Para quien no está familiarizado con el asunto, para quien no tiene en su casa una biblioteca personal, el ver y tener una buena cantidad de libros no produce más que desconcierto, ese mismo desconcierto que a tantas personas, cuando visitan mi casa, los lleva a exclamar: tú sí tienes libros, ¿para qué tantos?, ¿te los leíste todos?, te vas a volver loco leyendo, ¿piensas seguir comprando?, entre otras ingeniosidades.
Aparte de la clásica respuesta, que no todos los libros son para leer, sino que algunos son para consultar, confieso que este y este y aquel de más allá y estos otros también que acabo de comprar, no los he leído. Esto los deja nuevamente perplejos: por qué compré más si hay varios que no he leído, por qué los acumulo. El asunto es sencillo, tiene que ver con la oferta, la disponibilidad, la demanda, y la libertad de elegir entre variadas opciones.
Como lectores, podemos tener diversos apetitos y gustos, que a veces hasta pueden entrar en conflicto entre ellos, en conflicto con nuestro trabajo; o lo que sucede más comúnmente, entrar en conflicto con lo que nos mandan a leer en la escuela o en la universidad, porque en dichos lugares a veces no nos dan para escoger: hay un menú único como en los McDonald´s cuando es día de promoción.
Así, si me da por leer a un novelista inglés del siglo XIX, entonces voy a la biblioteca y escojo porque tengo de dónde escoger, porque compré La feria de las vanidades, pensando que me gustaría leerlo alguna vez, como estoy haciendo ahora. Y si no tengo, lo busco, porque quedarse con las ganas de leer es como quedarse con ganas de comer o de hacer el amor.
Esto pasa con las películas, con la comida, con los zapatos. Si vamos a la cocina, y abrimos la nevera, nos gusta tener para escoger: un sándwich, una ensalada, fruta, solo cereal, una milanesa, algo más fuerte. Y si vamos a una fiesta o a cualquier otro sitio, escogemos nuestra ropa y zapatos según la ocasión y compañía, o según nuestro gusto. ¿Por qué no hacerlo con los libros?
Eso me pasó en un tiempo, felizmente, cuando compraba más libros de los que podía leer: no había razón para no hacerlo.
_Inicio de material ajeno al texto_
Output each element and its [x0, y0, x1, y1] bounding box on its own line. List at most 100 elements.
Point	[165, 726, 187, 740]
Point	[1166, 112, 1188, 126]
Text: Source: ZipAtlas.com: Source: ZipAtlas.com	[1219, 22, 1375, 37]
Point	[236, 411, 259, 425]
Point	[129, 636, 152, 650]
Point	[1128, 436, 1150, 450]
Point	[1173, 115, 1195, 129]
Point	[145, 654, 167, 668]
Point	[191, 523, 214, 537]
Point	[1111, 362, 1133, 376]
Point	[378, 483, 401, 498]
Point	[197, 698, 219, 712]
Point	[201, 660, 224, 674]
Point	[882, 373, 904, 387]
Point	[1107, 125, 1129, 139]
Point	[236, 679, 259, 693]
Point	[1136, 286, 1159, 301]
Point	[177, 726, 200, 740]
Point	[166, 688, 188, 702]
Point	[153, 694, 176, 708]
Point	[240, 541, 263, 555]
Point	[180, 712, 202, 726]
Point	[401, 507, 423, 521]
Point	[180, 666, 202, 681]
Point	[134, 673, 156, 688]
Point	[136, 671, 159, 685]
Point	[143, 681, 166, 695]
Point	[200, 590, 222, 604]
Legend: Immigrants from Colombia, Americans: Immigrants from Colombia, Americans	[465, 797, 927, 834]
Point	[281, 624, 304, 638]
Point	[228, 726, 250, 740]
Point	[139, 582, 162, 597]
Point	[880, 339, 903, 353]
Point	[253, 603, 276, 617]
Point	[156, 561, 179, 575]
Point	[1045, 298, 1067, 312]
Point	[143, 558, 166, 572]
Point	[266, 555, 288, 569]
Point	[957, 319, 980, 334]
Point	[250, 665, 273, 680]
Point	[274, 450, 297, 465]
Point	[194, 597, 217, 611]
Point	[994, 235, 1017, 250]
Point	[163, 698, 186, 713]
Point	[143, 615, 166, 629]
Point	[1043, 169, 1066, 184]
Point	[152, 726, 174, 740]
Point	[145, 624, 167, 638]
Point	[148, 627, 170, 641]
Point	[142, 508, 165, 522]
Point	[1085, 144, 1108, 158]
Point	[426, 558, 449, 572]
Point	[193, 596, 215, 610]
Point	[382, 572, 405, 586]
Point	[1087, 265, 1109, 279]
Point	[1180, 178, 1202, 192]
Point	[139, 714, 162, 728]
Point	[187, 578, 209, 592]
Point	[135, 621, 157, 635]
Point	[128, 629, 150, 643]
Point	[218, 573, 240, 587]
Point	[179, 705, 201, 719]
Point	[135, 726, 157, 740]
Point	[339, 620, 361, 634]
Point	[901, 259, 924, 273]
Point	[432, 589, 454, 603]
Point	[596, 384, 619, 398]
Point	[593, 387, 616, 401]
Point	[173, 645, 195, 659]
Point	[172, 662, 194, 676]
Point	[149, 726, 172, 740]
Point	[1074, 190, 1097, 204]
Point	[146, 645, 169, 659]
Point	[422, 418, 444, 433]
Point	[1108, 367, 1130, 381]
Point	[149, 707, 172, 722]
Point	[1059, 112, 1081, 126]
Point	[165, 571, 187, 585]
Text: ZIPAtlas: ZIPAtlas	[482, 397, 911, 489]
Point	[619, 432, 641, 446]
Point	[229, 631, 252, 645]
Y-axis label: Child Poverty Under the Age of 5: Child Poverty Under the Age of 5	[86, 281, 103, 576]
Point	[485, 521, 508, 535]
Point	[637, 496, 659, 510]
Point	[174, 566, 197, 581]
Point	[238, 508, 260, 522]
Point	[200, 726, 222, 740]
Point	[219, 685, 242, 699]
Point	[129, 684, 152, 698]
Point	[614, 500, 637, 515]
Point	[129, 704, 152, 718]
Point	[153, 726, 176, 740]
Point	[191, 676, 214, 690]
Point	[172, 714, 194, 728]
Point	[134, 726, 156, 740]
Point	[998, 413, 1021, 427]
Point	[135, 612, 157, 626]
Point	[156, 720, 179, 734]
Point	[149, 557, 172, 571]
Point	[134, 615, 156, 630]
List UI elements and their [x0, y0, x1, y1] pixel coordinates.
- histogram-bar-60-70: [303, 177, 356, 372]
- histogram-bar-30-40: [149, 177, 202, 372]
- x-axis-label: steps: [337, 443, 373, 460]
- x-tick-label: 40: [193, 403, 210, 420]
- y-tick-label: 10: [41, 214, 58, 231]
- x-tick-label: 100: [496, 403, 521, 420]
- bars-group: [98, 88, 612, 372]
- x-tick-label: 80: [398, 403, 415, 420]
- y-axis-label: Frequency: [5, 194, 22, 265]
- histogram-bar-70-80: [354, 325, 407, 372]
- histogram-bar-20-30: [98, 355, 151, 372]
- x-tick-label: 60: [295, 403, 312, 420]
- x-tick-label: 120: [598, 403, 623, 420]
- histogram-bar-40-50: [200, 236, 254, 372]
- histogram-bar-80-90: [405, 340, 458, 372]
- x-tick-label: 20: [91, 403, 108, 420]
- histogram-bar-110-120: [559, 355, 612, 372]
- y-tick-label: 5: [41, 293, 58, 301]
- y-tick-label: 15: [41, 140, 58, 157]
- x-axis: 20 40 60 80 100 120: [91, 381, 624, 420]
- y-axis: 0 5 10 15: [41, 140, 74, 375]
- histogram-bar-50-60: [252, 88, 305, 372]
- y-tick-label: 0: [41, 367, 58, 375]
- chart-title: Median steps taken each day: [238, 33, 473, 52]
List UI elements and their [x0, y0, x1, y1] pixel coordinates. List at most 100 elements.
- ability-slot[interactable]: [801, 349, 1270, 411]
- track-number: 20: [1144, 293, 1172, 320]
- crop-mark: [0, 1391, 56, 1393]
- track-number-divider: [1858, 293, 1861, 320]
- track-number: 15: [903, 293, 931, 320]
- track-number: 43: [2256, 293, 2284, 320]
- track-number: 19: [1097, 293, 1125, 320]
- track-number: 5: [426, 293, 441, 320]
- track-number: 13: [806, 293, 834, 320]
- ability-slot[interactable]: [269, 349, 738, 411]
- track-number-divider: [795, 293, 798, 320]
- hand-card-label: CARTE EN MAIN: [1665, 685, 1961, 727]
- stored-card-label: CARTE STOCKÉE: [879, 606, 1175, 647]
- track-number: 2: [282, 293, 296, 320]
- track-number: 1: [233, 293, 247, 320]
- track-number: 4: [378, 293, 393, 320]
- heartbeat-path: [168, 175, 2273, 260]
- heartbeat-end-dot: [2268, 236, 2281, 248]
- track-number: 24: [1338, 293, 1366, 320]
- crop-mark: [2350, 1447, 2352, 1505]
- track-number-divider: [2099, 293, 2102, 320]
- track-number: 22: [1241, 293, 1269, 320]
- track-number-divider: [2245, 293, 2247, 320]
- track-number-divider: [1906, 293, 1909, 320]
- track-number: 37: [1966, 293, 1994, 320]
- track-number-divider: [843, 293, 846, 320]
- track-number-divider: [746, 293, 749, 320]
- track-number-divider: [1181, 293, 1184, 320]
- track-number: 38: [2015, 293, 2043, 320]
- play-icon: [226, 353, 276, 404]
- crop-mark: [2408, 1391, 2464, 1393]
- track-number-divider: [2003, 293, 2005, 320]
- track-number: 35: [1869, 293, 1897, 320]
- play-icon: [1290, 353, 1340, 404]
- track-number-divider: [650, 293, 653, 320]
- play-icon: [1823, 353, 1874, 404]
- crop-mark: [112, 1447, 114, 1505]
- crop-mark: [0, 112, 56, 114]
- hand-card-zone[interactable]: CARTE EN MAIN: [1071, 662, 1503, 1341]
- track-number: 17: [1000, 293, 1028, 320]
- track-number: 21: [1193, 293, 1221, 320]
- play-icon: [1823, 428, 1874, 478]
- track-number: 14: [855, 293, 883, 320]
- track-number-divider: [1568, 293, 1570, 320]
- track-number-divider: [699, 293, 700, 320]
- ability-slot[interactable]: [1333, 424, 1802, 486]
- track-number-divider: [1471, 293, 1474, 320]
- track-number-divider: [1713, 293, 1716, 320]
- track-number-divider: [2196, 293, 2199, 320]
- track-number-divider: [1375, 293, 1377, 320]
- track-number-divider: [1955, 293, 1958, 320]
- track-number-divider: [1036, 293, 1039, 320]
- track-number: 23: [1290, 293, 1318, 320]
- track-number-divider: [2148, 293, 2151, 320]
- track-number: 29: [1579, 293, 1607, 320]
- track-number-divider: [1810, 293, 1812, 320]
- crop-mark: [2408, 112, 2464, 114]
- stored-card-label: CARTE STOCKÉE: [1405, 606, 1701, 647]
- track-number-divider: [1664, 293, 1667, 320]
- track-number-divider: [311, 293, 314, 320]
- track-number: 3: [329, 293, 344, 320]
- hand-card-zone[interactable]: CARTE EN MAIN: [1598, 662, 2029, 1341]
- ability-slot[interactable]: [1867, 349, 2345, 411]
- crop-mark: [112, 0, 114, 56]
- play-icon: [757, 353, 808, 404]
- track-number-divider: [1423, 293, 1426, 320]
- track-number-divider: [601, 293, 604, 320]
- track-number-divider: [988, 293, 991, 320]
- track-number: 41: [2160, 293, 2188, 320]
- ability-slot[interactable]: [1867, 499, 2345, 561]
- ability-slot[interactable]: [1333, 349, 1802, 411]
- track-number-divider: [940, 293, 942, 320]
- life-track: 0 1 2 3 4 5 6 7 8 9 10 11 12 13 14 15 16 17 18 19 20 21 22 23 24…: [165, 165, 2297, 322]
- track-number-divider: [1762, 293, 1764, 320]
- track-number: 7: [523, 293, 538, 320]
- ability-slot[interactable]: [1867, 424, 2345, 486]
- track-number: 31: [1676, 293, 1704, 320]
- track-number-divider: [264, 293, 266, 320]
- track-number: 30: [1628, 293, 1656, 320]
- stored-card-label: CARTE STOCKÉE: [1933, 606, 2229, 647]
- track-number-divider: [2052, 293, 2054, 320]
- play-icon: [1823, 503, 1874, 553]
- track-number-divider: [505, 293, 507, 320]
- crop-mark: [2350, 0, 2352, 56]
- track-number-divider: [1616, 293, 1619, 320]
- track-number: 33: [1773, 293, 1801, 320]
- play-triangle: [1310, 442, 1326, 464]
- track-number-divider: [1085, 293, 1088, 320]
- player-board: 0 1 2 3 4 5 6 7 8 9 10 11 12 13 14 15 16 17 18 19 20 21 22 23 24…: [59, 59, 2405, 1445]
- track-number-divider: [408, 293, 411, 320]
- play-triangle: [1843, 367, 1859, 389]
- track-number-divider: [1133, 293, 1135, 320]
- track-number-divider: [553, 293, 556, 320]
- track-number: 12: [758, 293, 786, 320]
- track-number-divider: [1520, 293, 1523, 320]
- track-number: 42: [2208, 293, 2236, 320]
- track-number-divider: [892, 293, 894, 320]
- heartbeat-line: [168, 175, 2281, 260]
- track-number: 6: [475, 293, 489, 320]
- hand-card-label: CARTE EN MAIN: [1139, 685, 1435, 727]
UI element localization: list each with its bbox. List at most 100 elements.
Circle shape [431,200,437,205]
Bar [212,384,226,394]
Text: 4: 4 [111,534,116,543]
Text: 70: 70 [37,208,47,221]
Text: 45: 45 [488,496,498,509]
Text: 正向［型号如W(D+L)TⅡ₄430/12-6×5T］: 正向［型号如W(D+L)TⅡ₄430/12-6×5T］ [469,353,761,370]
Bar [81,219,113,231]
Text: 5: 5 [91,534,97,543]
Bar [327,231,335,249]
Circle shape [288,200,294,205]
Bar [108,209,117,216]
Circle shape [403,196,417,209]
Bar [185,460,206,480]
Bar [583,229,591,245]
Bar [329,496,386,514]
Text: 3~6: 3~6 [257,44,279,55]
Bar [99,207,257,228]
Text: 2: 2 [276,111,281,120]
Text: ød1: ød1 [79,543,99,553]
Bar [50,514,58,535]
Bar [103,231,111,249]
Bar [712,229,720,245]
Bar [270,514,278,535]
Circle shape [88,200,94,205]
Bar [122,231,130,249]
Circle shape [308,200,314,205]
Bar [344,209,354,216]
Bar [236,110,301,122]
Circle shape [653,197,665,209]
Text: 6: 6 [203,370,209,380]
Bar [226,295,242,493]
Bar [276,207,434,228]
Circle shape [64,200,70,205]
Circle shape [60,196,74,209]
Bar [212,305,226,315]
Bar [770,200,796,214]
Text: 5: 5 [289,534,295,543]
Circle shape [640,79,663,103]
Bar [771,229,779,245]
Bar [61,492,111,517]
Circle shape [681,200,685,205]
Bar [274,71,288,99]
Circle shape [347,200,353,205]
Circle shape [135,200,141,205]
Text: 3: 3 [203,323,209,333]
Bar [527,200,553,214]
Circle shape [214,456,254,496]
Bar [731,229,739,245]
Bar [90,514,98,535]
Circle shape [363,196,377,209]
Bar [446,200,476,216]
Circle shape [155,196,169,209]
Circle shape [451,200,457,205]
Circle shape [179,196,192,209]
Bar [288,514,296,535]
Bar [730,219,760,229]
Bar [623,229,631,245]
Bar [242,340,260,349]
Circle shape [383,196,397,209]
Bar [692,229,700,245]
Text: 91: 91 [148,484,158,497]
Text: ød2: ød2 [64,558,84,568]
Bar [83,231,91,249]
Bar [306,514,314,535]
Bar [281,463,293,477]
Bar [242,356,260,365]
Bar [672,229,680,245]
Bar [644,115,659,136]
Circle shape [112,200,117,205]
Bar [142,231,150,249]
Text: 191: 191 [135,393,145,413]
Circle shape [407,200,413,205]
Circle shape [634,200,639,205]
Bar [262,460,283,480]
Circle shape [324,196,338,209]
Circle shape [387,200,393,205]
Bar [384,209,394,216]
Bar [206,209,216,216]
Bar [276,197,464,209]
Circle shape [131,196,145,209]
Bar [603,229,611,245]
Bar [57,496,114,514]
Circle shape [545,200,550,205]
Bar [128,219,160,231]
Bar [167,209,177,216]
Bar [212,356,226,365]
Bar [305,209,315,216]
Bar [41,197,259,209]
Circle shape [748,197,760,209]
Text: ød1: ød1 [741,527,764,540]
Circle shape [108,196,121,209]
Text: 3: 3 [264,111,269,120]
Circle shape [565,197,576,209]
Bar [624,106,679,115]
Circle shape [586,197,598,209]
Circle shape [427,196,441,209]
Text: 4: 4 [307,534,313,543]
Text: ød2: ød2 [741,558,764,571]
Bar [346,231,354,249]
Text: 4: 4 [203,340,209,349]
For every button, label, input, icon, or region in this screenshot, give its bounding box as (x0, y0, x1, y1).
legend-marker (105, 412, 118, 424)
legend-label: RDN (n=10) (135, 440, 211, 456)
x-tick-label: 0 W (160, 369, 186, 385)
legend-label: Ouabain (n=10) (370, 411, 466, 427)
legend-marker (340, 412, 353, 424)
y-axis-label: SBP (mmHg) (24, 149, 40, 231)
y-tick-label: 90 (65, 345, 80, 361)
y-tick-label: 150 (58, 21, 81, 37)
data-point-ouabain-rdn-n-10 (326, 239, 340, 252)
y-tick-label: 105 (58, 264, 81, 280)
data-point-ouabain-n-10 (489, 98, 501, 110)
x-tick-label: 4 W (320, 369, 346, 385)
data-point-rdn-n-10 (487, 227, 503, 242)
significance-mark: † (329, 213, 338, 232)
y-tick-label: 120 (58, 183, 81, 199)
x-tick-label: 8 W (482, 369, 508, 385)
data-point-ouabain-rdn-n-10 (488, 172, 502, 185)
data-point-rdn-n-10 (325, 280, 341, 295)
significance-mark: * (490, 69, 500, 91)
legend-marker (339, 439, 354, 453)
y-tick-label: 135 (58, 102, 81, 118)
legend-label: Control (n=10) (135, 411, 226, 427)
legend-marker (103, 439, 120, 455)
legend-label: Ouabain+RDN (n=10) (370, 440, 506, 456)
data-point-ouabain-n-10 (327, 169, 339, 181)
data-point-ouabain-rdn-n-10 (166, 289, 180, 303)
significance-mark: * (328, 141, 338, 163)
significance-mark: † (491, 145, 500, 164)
Pero por suerte lo hice, porque me sucede ahora exactamente lo contrario: no tengo los medios y sí el tiempo; ya ha llegado el tiempo en que puedo leerlos.
Lo bueno de todo es que el apetito desmedido por los libros no es como el comer en exceso: no hace daño ni molesta, salvo cuando uno se muda, que tiene que cargar unas cuantas cajas de más, o cuando limpia la biblioteca (si es que lo hace).